2. Dan Harris at China Law Blog: "Well, okay, it has to mean something. But I truly think it does not mean much." Succinct, and I couldn’t agree more.
3. Fons at China Herald, with the headline: "And up she goes: the Shanghai stock market" I like it. Nice criticism of the media, too, which I bashed a bit this week myself.
4. Excellent article as usual in Asia Times, with this nice bit:
The correction in the Chinese market was not associated with any fundamental problems. China’s level of economic activity is sound. Exports are strong. International reserves are high. The banking system is improving. Inflation is under control, and the political environment is stable. So what’s the problem?

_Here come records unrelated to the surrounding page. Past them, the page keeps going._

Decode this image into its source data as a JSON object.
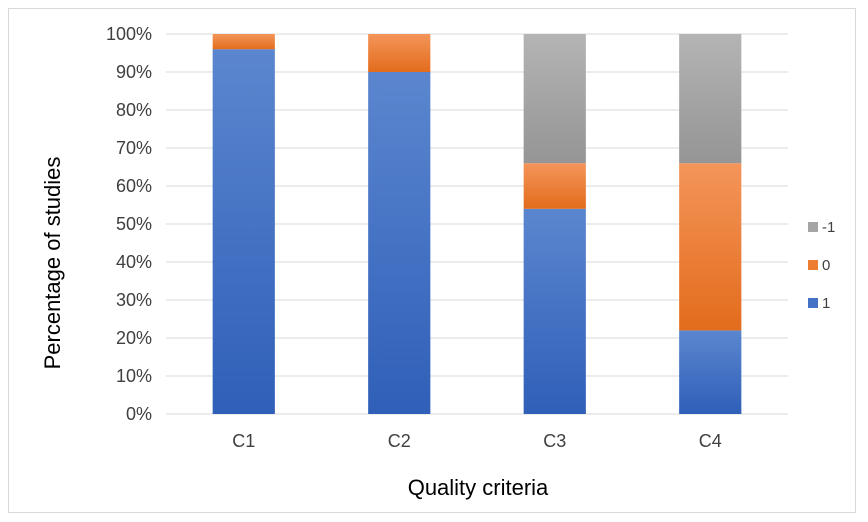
{
  "chart_data": {
    "type": "bar",
    "stacked": true,
    "categories": [
      "C1",
      "C2",
      "C3",
      "C4"
    ],
    "series": [
      {
        "name": "1",
        "values": [
          96,
          90,
          54,
          22
        ],
        "color": "#4472c4"
      },
      {
        "name": "0",
        "values": [
          4,
          10,
          12,
          44
        ],
        "color": "#ed7d31"
      },
      {
        "name": "-1",
        "values": [
          0,
          0,
          34,
          34
        ],
        "color": "#a5a5a5"
      }
    ],
    "xlabel": "Quality criteria",
    "ylabel": "Percentage of studies",
    "ylim": [
      0,
      100
    ],
    "yticks": [
      "0%",
      "10%",
      "20%",
      "30%",
      "40%",
      "50%",
      "60%",
      "70%",
      "80%",
      "90%",
      "100%"
    ],
    "legend_order": [
      "-1",
      "0",
      "1"
    ],
    "legend_position": "right",
    "grid": true
  }
}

The problem is that, after lying dormant for more than five years, the Chinese equity market went into a tear last year – rising more than 170% in the space of 14 months.
I think we’ll put this topic to rest for the time being.






Shanghai stock market has wiped out all the gains it gained on wednesday. So there is still a fear and panic among the investors.
OK, maybe we won’t close this topic out quite yet. Yes, after a 9 point drop, there was a 4 point gain and then another 3 point drop. If the watchword on Tuesday was “correction”, then by now it probably should be “volatility” I suppose.
However, “fear and panic”? Well, perhaps some fear, but I would not agree with panic. Global markets are sorting all this out at the moment, but fundamentals here are still strong, a correction was necessary by all accounts, and until I see some dramatic change, I’ll stick with my story.